Being German I naturally pride myself of belonging to a nation that can organise things. In fact, in line with German modesty, I always thought we were the world champion in getting things done. Not necessarily the best in everything (just most things), but the best overall. Now, Japan puts a serious dent into my patriotic pride. Let’s play a little competition encompassing three disciplines: airport arrival process, train travel, hotel check-out (very appropriate to the start of the 2016 Rio Olympics).

Shinkansen – a valuable player in the Japanese team.

Let’s start with our arrival process in Tokyo’s Narita airport: my expectation was to see millions of little, hectic people running around nervously, an hour wait at immigration and some more thirty minutes at the baggage claim. Very far from the truth: everything was super relaxed, there was no wait at the approximately 20 open immigration counters and when we reached the baggage claim our bags trundled already on the conveyor belt. I don’t even want to compare this experience with Munich’s airport. Certainly a 1:0 Japan. In fact, even better: I don’t know how you feel about people’s behaviour around the baggage claims. I for myself am always surprised why people think that standing as close to the conveyor belt as possible, ideally with a trolley between themselves and the conveyor belt, is a good idea. If I am honest, it is usually one of these situations where I wish that Q had equipped myself with a vaporising wrist watch that I could point at these idiots and turn them into dust. No need for that in Narita: people waited calmly a couple of meters away from the claims area – this, unfortunately, puts Japan in the lead 2:0. Only 60 minutes into the game.

Next part: train travel. Step one: ticket acquisition. When we arrived at the railway ticket office I thought: bugger! There were at least 15 people ahead of me. Despite the fact that the single queue was served by 6 counters (this could be the 3:0 for Japan: I have a really hard time with these individual queues in Germany where just the queue selection process requires supernatural abilities to detect whether the dork factor in a queue might lead to an extended processing time and thus to a longer wait. But I make this a near miss – Germany should have a chance in the game) I expected at least a 30 minute wait time. Boy, was I surprised when just a few minutes later I talked to a clerk sorting out our seat reservations for our two journeys consisting of 2 legs each. And my surprise increased when the chap, with just a few clicks on this screen, handed me the tickets in virtually no time without a typing orgy. Deadly. Japan scores again: 3:0.

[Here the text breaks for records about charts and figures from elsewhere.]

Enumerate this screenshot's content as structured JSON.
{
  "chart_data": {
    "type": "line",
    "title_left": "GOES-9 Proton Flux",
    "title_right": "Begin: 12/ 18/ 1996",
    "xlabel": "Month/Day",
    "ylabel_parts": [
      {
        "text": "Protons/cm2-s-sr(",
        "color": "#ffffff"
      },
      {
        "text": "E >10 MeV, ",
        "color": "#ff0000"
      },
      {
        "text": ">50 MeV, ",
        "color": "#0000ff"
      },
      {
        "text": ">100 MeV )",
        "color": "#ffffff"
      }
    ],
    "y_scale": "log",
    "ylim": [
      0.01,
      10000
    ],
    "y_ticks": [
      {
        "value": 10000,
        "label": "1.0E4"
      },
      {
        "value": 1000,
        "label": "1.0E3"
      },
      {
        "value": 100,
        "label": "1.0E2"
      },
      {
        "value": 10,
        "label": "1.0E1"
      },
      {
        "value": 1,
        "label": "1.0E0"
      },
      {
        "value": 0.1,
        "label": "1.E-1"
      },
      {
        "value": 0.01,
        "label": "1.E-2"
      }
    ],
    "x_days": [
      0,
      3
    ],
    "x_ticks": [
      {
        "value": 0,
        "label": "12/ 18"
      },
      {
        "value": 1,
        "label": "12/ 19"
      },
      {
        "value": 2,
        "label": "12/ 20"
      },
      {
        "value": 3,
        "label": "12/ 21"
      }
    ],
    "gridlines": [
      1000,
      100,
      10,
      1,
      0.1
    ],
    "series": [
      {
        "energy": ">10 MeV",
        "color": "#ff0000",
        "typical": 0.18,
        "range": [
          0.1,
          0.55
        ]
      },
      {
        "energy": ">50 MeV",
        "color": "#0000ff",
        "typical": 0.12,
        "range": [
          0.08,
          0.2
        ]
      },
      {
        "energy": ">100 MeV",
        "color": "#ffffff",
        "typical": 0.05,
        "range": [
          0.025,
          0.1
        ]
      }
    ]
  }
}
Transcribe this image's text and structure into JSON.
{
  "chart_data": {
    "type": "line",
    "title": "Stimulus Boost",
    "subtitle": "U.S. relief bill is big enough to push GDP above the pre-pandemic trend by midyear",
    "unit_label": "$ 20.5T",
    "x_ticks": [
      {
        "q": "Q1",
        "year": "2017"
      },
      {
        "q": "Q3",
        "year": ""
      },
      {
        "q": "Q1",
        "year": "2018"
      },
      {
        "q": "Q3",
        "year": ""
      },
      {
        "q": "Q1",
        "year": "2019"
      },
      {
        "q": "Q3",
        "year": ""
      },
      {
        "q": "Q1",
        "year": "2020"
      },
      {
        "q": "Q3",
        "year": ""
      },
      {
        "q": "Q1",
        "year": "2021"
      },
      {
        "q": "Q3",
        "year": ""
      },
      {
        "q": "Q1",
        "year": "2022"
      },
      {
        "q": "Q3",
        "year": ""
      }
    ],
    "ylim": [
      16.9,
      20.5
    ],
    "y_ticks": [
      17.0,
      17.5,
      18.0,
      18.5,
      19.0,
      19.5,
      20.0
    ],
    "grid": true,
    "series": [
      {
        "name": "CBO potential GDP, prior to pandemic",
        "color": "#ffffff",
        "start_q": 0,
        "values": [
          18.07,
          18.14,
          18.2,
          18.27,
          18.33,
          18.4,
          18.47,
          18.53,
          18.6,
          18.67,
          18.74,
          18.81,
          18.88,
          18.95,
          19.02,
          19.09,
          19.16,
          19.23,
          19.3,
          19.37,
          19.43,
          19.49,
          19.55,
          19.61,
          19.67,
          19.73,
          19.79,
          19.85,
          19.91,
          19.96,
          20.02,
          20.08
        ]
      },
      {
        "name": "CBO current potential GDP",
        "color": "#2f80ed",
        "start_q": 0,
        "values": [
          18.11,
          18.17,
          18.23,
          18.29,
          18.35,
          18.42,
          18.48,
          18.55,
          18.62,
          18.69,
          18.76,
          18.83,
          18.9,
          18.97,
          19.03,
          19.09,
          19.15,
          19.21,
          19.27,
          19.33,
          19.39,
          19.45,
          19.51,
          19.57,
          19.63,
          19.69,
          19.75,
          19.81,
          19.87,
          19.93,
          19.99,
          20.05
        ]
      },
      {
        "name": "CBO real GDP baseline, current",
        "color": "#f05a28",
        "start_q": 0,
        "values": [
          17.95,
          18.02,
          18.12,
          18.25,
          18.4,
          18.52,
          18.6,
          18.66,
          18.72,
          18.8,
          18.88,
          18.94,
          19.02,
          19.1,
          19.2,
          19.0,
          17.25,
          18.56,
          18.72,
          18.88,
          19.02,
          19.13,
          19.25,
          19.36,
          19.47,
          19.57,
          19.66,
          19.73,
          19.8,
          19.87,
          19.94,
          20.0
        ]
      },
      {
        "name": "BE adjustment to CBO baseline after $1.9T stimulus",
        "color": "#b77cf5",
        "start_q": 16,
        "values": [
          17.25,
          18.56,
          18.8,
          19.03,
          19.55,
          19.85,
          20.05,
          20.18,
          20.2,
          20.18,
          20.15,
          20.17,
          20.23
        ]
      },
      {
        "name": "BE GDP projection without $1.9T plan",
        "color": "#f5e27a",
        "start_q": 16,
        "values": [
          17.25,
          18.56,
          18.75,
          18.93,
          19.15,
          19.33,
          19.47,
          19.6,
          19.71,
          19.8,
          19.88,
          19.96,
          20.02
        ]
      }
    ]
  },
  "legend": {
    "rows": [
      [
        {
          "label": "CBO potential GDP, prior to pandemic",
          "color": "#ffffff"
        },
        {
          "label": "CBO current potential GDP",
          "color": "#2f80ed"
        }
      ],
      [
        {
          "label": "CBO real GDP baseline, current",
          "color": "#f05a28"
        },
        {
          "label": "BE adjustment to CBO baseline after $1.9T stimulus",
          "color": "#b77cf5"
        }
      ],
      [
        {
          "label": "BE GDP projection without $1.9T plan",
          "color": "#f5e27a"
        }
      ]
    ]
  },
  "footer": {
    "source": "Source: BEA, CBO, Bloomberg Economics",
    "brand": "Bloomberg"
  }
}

That the Shinkansen is a superb train is not really a surprise. I would see the Shinkansen, the French TGV and the German ICE as THE trains in the world. So I expected no advantage for Japan here. Wrong, unfortunately. A lethal counterattack of the Japanese strikers led to another goal for Japan: 4:0. See for yourself:

Row after row
It would be so nice if our family of four could sit facing each other.
What hey – wait: what’s this?
Family seating
Bingo. No chance for the German keeper. They’ve done it again.


Annotation: the air conditioning in the Shinkansen works. Outside temperature approximately 34° Celsius. But I’m sure they fixed that in the ICE. Didn’t they?

Final discipline: hotel check-out. Not necessarily Germany’s strength, admittedly. But, they’re still doing okay compared to Great Britain or the US, where receptionists usually take about 25 minutes to get the bill printed displaying obvious signs of cluelessness when operating the reception computer (they’re doing ok on the smart phone typing messages to their mates, though). This morning it took me less than 2 minutes to get the bill (correct) printed and pay. Sneaky bastards. That’s the 5:0 in the last minute of the game.

Pooh. That’s a tough nut to crack. But we still have the better pretzels in Germany. Take that. (Even the beer is good in Japan).